По оврагам и по скатам
Коган волком рыщет,
Залезает носом в хаты,
Которые чище!
Глянет влево, глянет вправо,
Засопит сердито:
«Выгребайте из канавы
Спрятанное жито!»
Ну, а кто подымет бучу —
Не шуми, братишка:
Усом в мусорную кучу,
Расстрелять – и крышка!
Есенин мог бы предоставить Чекистову работёнку посерьёзней, чем охрана зимней станции (комиссар тянет ту же солдатскую лямку, что и простой красноармеец Замарашкин). Но нет, никакого геноцида русского народа; вместо продразвёрстки и расстрелов Чекистов вдруг дезавуирует свои русофобские якобы телеги:
Мне нравится околёсина.
Видишь ли… я в жизни
Был бедней церковного мыша
И глодал вместо хлеба камни.
Но у меня была душа,
Которая хотела быть Гамлетом.
Словом, русофобия Чекистова свойства столь же сомнительного, что антисемитизм самого Есенина. Да и о каком-либо сатирическом подтексте в изображении комиссара говорить не приходится. Чекистов если не проговаривает мысли самого поэта времён заграничного вояжа (а, на мой взгляд, это именно есенинские размышления), то в любом случае инвективы его спровоцированы причинами не политическими, но физиологическими:
Я ругаюсь и буду упорно
Проклинать вас хоть тысячи лет,
Потому что…
Потому что хочу в уборную,
А уборных в России нет.
Хотя цивилизаторский пафос в устах деятеля, который мучается «кровавым поносом», выглядит не столь-
ко избыточным, сколько неуместным. Но такова вся драматическая поэма «Страна негодяев» – рыхлая, водянистая, странная, с множеством ярких строк и целым рядом причудливых персонажей (уместней было бы название «Страна чудаков»). В которых, судя по цивилизаторской «околёсине», больше от нынешних фейсбучных мечтателей, чем от современных Есенину комиссаров:
Странный и смешной вы народ!
Жили весь век свой нищими
И строили храмы Божие…
Да я б их давным-давно
Перестроил в места отхожие.
Среди фанатов Pussy Riot Чекистов собрал бы кучу лайков и перепостов.

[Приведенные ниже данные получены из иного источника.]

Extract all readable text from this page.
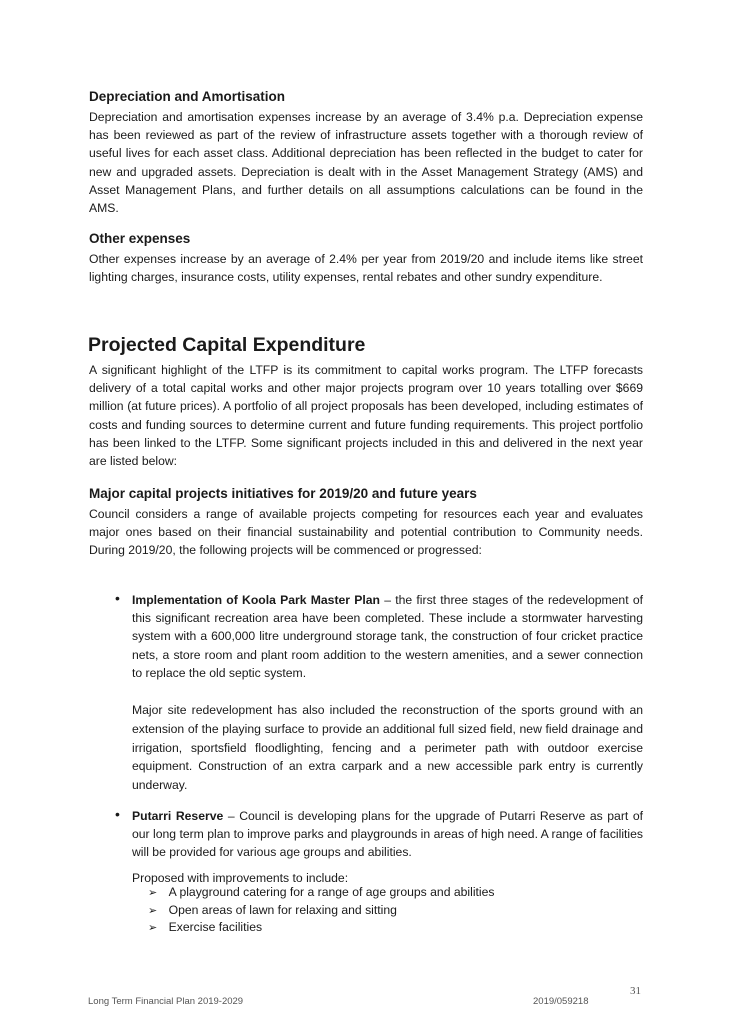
Depreciation and Amortisation
Depreciation and amortisation expenses increase by an average of 3.4% p.a. Depreciation expense has been reviewed as part of the review of infrastructure assets together with a thorough review of useful lives for each asset class. Additional depreciation has been reflected in the budget to cater for new and upgraded assets. Depreciation is dealt with in the Asset Management Strategy (AMS) and Asset Management Plans, and further details on all assumptions calculations can be found in the AMS.
Other expenses
Other expenses increase by an average of 2.4% per year from 2019/20 and include items like street lighting charges, insurance costs, utility expenses, rental rebates and other sundry expenditure.
Projected Capital Expenditure
A significant highlight of the LTFP is its commitment to capital works program. The LTFP forecasts delivery of a total capital works and other major projects program over 10 years totalling over $669 million (at future prices). A portfolio of all project proposals has been developed, including estimates of costs and funding sources to determine current and future funding requirements. This project portfolio has been linked to the LTFP. Some significant projects included in this and delivered in the next year are listed below:
Major capital projects initiatives for 2019/20 and future years
Council considers a range of available projects competing for resources each year and evaluates major ones based on their financial sustainability and potential contribution to Community needs. During 2019/20, the following projects will be commenced or progressed:
• Implementation of Koola Park Master Plan – the first three stages of the redevelopment of this significant recreation area have been completed. These include a stormwater harvesting system with a 600,000 litre underground storage tank, the construction of four cricket practice nets, a store room and plant room addition to the western amenities, and a sewer connection to replace the old septic system.
Major site redevelopment has also included the reconstruction of the sports ground with an extension of the playing surface to provide an additional full sized field, new field drainage and irrigation, sportsfield floodlighting, fencing and a perimeter path with outdoor exercise equipment. Construction of an extra carpark and a new accessible park entry is currently underway.
• Putarri Reserve – Council is developing plans for the upgrade of Putarri Reserve as part of our long term plan to improve parks and playgrounds in areas of high need. A range of facilities will be provided for various age groups and abilities.
Proposed with improvements to include:
➢ A playground catering for a range of age groups and abilities
➢ Open areas of lawn for relaxing and sitting
➢ Exercise facilities
31
Long Term Financial Plan 2019-2029	2019/059218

Захар и блатные: другой народ безмолвствует
Тюремная литература России, родоначальником которой считают Ф.М.Достоевского, автора «Записок из мёртвого дома» (и, добавлю от себя, – «Бесов», где в Федьке Каторжном дан убедительнейший срез криминальной ментальности), по известным причинам мощно прозвучала на весь мир в следующем столетии. Однако в конце XX века традиция оказалась пре рванной.

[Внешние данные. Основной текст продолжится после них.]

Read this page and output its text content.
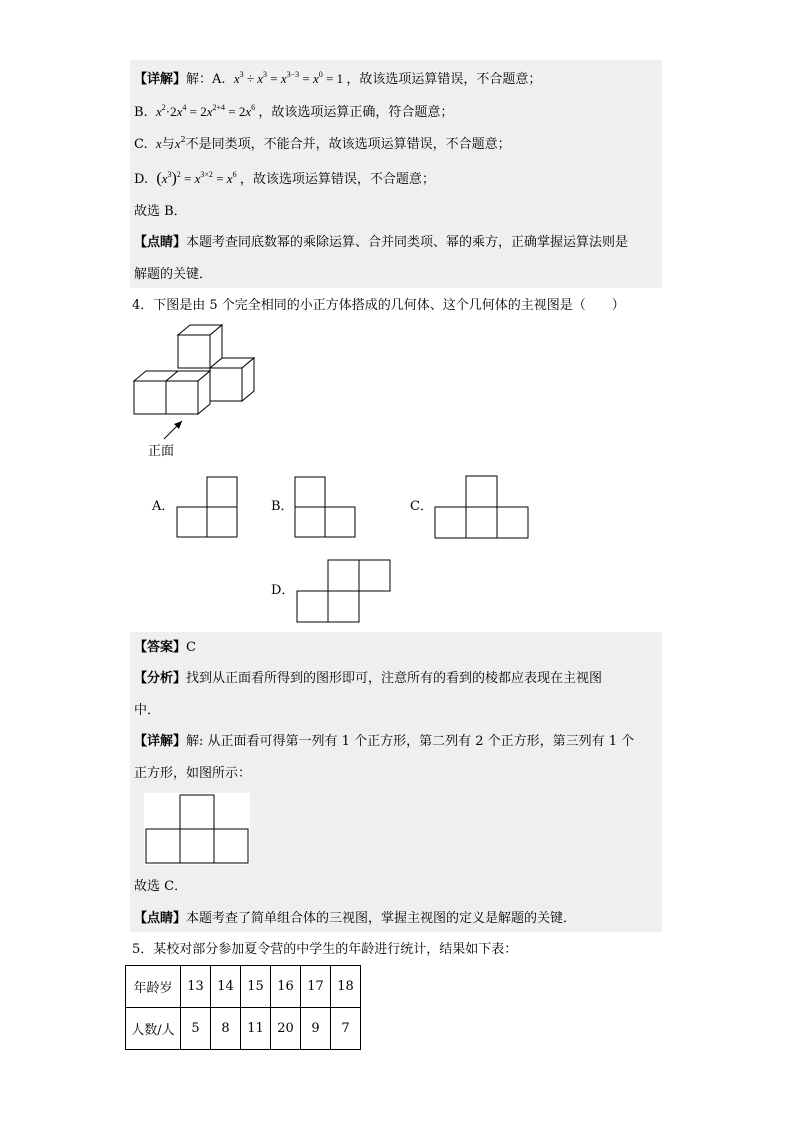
【详解】解：A. $x^3 \div x^3 = x^{3-3} = x^0 = 1$ ，故该选项运算错误，不合题意；
B. $x^2\cdot 2x^4 = 2x^{2+4} = 2x^6$ ，故该选项运算正确，符合题意；
C. x与$x^2$不是同类项，不能合并，故该选项运算错误，不合题意；
D. $(x^3)^2 = x^{3\times 2} = x^6$ ，故该选项运算错误，不合题意；
故选 B．
【点睛】本题考查同底数幂的乘除运算、合并同类项、幂的乘方，正确掌握运算法则是
解题的关键．
4．下图是由 5 个完全相同的小正方体搭成的几何体、这个几何体的主视图是（　　）
正面
A．	B．	C．
D．
【答案】C
【分析】找到从正面看所得到的图形即可，注意所有的看到的棱都应表现在主视图
中．
【详解】解: 从正面看可得第一列有 1 个正方形，第二列有 2 个正方形，第三列有 1 个
正方形，如图所示：
故选 C．
【点睛】本题考查了简单组合体的三视图，掌握主视图的定义是解题的关键．
5．某校对部分参加夏令营的中学生的年龄进行统计，结果如下表：
年龄岁	13	14	15	16	17	18
人数/人	5	8	11	20	9	7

Предварительные итоги – в сжатом очерке её корней, идей и имён – подвёл Сергей Довлатов в «Зоне» («Эрмитаж», 1982 год; в Союзе впервые опубликована в 1990 году; надо сказать, именно на Довлатове тюремно-литературная традиция века и прерывалась, если не считать обожжённых зоной антикиллеров и перестроечно-физиологических очерков из лагерного быта):
«Каторжная литература существует несколько веков. Даже в молодой российской словесности эта тема представлена грандиозными образцами. Начиная с “Мёртвого дома” и кончая “ГУЛАГом”. Плюс – Чехов, Шаламов, Синявский.
Наряду с “каторжной” имеется “полицейская” литература (…).

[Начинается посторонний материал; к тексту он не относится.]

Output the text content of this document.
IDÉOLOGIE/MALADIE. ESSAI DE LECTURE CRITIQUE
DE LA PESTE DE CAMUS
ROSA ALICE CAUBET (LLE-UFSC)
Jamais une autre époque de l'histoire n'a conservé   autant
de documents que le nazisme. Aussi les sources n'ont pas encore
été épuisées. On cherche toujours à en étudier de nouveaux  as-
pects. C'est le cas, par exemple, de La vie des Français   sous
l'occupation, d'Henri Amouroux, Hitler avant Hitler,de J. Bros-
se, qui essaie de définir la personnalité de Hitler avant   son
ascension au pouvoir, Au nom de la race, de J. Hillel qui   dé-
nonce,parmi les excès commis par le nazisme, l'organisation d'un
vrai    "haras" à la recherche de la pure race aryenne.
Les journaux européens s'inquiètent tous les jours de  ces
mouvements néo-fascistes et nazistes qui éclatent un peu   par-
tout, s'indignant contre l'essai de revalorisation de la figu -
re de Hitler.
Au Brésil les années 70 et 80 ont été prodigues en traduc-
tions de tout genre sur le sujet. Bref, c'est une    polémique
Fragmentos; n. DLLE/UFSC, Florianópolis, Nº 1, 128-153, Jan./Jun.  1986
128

Есть два нравственных прейскуранта. Две шкалы идейных представлений.
По одной – каторжник является фигурой страдающей, трагической, заслуживающей жалости и восхищения. Охранник – соответственно – монстр, злодей, воплощение жестокости и насилия.
По второй – каторжник является чудовищем, исчадием ада. А полицейский, следовательно, – героем, моралистом, яркой творческой личностью.
Став надзирателем, я был готов увидеть в заключённом – жертву. А в себе – карателя и душегуба.
То есть я склонялся к первой, более гуманной шкале. Более характерной для воспитавшей меня русской литературы. (…)
Через неделю с этими фантазиями было покончено. Первая шкала оказалась совершенно фальшивой. Вторая – тем более. (…)
Я обнаружил поразительное сходство между лагерем и волей. Между заключёнными и надзирателями».
* * *
Довлатовская схема, разумеется, условна.
Достоевский и, тем паче, Шаламов ужас каторги распространяли и на её население. У Солженицына исследовательские задачи и политические амбиции как-то мимо основного замысла украшены блёстками комизма и абсурда, рассыпанными в «Архипелаге» там и сям. Чехов, отстаивая в своей беспафосной манере гуманистическую модель «милости к падшим», совершенно на счёт «падших» не обольщался.
Другое дело, что вовсе не казавшаяся банальной в «Зоне», мысль Довлатова сделалась совершенно бесспорной в нынешнюю эпоху. Действительно, не только между арестантами и охраной, но и между людьми тюрьмы и воли разница перестала быть статусной, а сделалась чисто бытовой. Различия, в том числе «режимные», между лагерем и остальным пространством страны стираются всё заметнее. Продвинутая публика по обе стороны решётки читает одни и те же книжки, простой народ смотрит одни и те же новости и милицейские сериалы. И лёгкость перехода из одного состояния в другое – небывалая и поразительная.
Некоторый перерыв в традиции «тюремной прозы» следует объяснить тем недолгим в истории страны периодом, когда за решётку перестали попадать люди, умеющие хорошо складывать слова, – главным образом диссидентствующие интеллигенты. Должен был пройти десяток примерно лет, сменится политический и силовой вектор (пресловутый «чекистский крюк» – очень литературный образ), чтобы в остроге оказались новые поколения «литераторов» – революционеры-нацболы и бизнесмены.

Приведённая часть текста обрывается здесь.